The best architecture for an AI-built product is not the one that looks most impressive on a diagram. It is the one that can be deployed cleanly today, rolled back quickly tomorrow, and scaled without turning infrastructure into the real product. In that equation, containerization is no longer the hard part. The hard part is deciding how much orchestration you actually need.
FAQ
Is Docker Compose really suitable for production?
Yes. Docker’s official documentation states that Compose works in production, staging, development, testing, and CI workflows, and it supports running multi-container applications from a single YAML configuration.
Can Kamal replace Kubernetes for a small SaaS product?
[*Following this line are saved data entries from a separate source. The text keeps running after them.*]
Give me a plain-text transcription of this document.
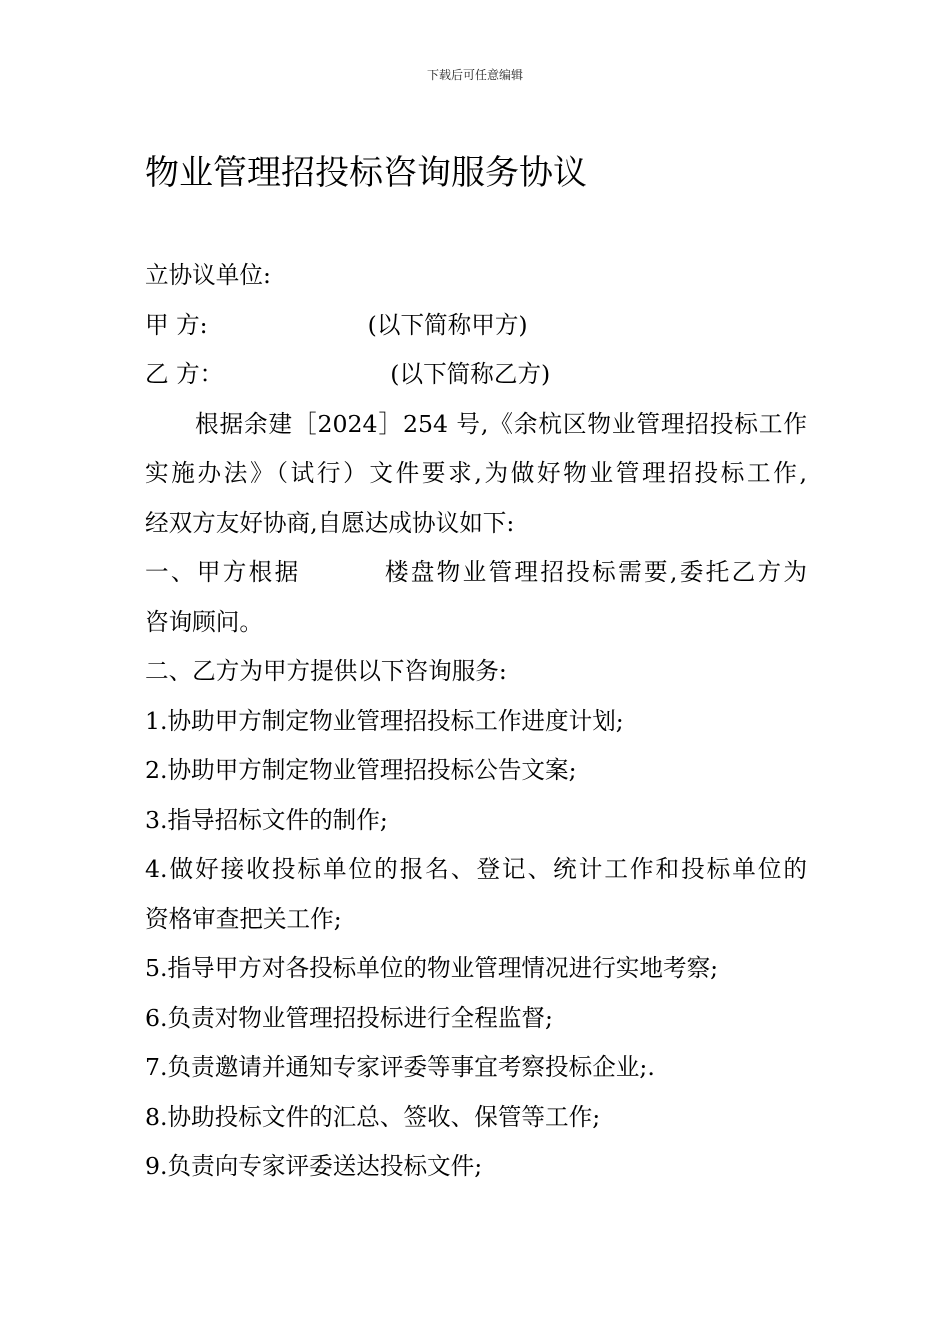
下载后可任意编辑
物业管理招投标咨询服务协议
立协议单位:
甲 方:	(以下简称甲方)
乙 方：	(以下简称乙方)
根据余建［2024］254 号,《余杭区物业管理招投标工作
实施办法》（试行）文件要求,为做好物业管理招投标工作,
经双方友好协商,自愿达成协议如下:
一、甲方根据	楼盘物业管理招投标需要,委托乙方为
咨询顾问。
二、乙方为甲方提供以下咨询服务:
1.协助甲方制定物业管理招投标工作进度计划;
2.协助甲方制定物业管理招投标公告文案;
3.指导招标文件的制作;
4.做好接收投标单位的报名、登记、统计工作和投标单位的
资格审查把关工作;
5.指导甲方对各投标单位的物业管理情况进行实地考察;
6.负责对物业管理招投标进行全程监督;
7.负责邀请并通知专家评委等事宜考察投标企业;.
8.协助投标文件的汇总、签收、保管等工作;
9.负责向专家评委送达投标文件;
In many cases, yes. Kamal provides zero-downtime deploys, rolling restarts, remote builds, and accessory service support using Docker and SSH, which makes it a strong fit for small and midsize products without Kubernetes-level complexity.
What is the practical advantage of Terraform over configuring everything manually?
Terraform lets teams define, change, and version infrastructure as code across cloud and on-prem resources, including compute, storage, networking, DNS, and SaaS features. That makes environments more reproducible and easier to migrate or audit.
Is Hetzner a serious option for staging and production?
Yes. Hetzner Cloud offers cloud servers, private networks, firewalls, API access, and infrastructure features that are fully viable for production workloads, especially for teams that want lower cost and more control.